I also want to mention the right hon. Member for Basingstoke (Mrs Miller). I said in my earlier contribution that one of the things I thought was missing from the debate was a recognition of the legislation that she has proposed to try to help women facing redundancy in pregnancy, and to make real the promise, which I think we all expect for our constituents, that we will not make someone who is pregnant redundant. As we know, even before the pandemic, 50,000 women a year were facing that situation. I think about the narrow scope of this Bill and contrast it with what her Bill could do for thousands of women in this country. If she is able to bring it forward, she will have my support.

I also want to thank the current Chair of the Women and Equalities Committee, the right hon. Member for Romsey and Southampton North (Caroline Nokes), who is doing an amazing job. She spoke today about the importance of equalities impact assessments. New clause 1 is about exactly why that matters. Obviously, we usually expect those assessments to be done for any form of Government legislation, because we recognise that we cannot be blind to the consequences of legislation for different sections of our society.

We have an Equality Act in this country and we protect certain characteristics for a reason, because we know that not everyone in our society faces a level playing field. Pregnancy is a protected characteristic for just that reason—to enable us to say, “Actually, in our society in 2021, women who are pregnant in our communities face discrimination.” We recognise that if we address the challenges that they face and remove those barriers, we shall all benefit. This legislation seeks to do that, and I recognise that. That is why I will support it, and why I think it is the right thing to do.

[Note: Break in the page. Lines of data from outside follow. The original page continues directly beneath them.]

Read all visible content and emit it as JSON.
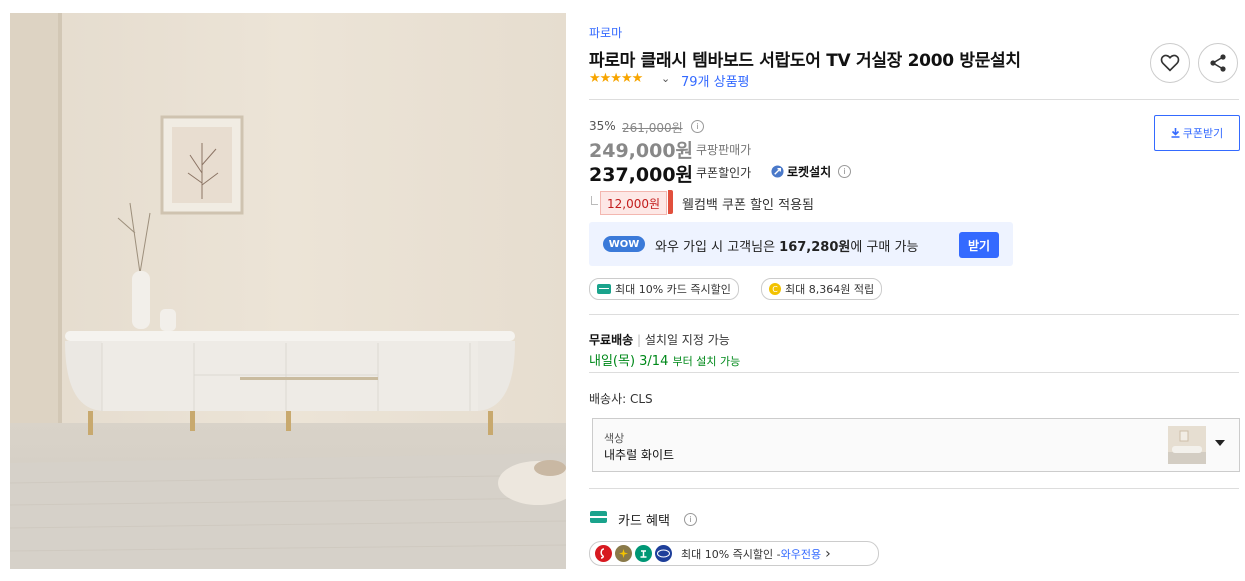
{
  "product": {
    "brand": "파로마",
    "title": "파로마 클래시 템바보드 서랍도어 TV 거실장 2000 방문설치",
    "rating_stars": "★★★★★",
    "rating_value": 4.5,
    "review_count": "79개 상품평"
  },
  "price": {
    "discount_rate": "35%",
    "original_price": "261,000원",
    "sale_price": "249,000원",
    "sale_label": "쿠팡판매가",
    "coupon_price": "237,000원",
    "coupon_label": "쿠폰할인가",
    "rocket_label": "로켓설치",
    "coupon_button": "쿠폰받기"
  },
  "welcome": {
    "amount": "12,000원",
    "text": "웰컴백 쿠폰 할인 적용됨"
  },
  "wow": {
    "badge": "WOW",
    "text_before": "와우 가입 시 고객님은 ",
    "amount": "167,280원",
    "text_after": "에 구매 가능",
    "button": "받기"
  },
  "benefit_pills": {
    "card": "최대 10% 카드 즉시할인",
    "coin_symbol": "C",
    "points": "최대 8,364원 적립"
  },
  "shipping": {
    "free_label": "무료배송",
    "divider": "|",
    "install_note": "설치일 지정 가능",
    "arrival_main": "내일(목) 3/14",
    "arrival_suffix": "부터 설치 가능",
    "carrier": "배송사: CLS"
  },
  "option": {
    "label": "색상",
    "value": "내추럴 화이트"
  },
  "card_benefit": {
    "title": "카드 혜택",
    "info": "i",
    "detail": "최대 10% 즉시할인 - ",
    "wow_only": "와우전용",
    "chevron": "›"
  },
  "icons": {
    "heart": "heart-icon",
    "share": "share-icon",
    "info": "i",
    "chevron_down": "⌄",
    "download": "download-icon",
    "rocket": "rocket-icon",
    "dropdown": "caret-down-icon"
  },
  "colors": {
    "accent_blue": "#346aff",
    "green": "#00891a",
    "star": "#f7a500",
    "wow_bg": "#eef3ff",
    "coupon_red": "#c31d1d"
  }
}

However, as the Paymaster General herself said, this legislation does that for a maximum of 115 women. In a society of 70 million people, that cannot be enough. That cannot be the message that we send from Parliament. That is why it is important that we have an equalities impact assessment of this legislation, and that we recognise that it does not take place in a vacuum, but in an unequal society where women who are pregnant face discrimination. We see that in our public life. We have already talked about this place briefly, and I do want to return to that, because I think it is important.

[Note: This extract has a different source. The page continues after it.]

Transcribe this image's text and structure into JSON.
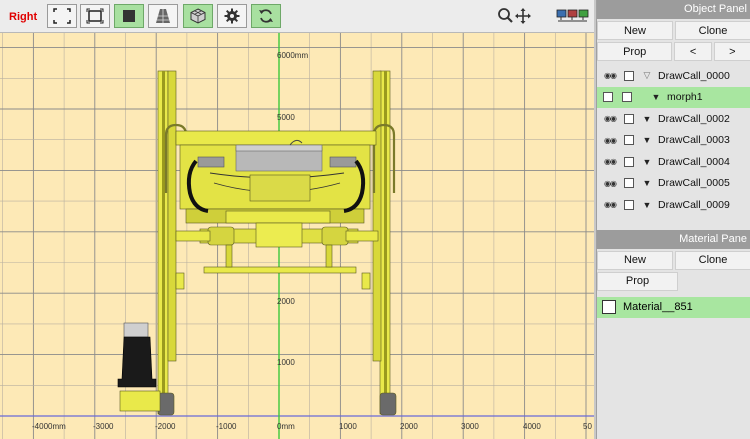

I acknowledge that the Paymaster General has recognised the timetable that I am setting her. I want to put that on the record, because I think that should be part of an equalities impact assessment where I believe the discrimination is against those of us who are pregnant, and there are human rights elements of this. But we cannot be blind, either, to the message that this legislation, in the way it is crafted, will send to our sisters in local government and regional Assemblies, or indeed to our sisters who are employees of this House.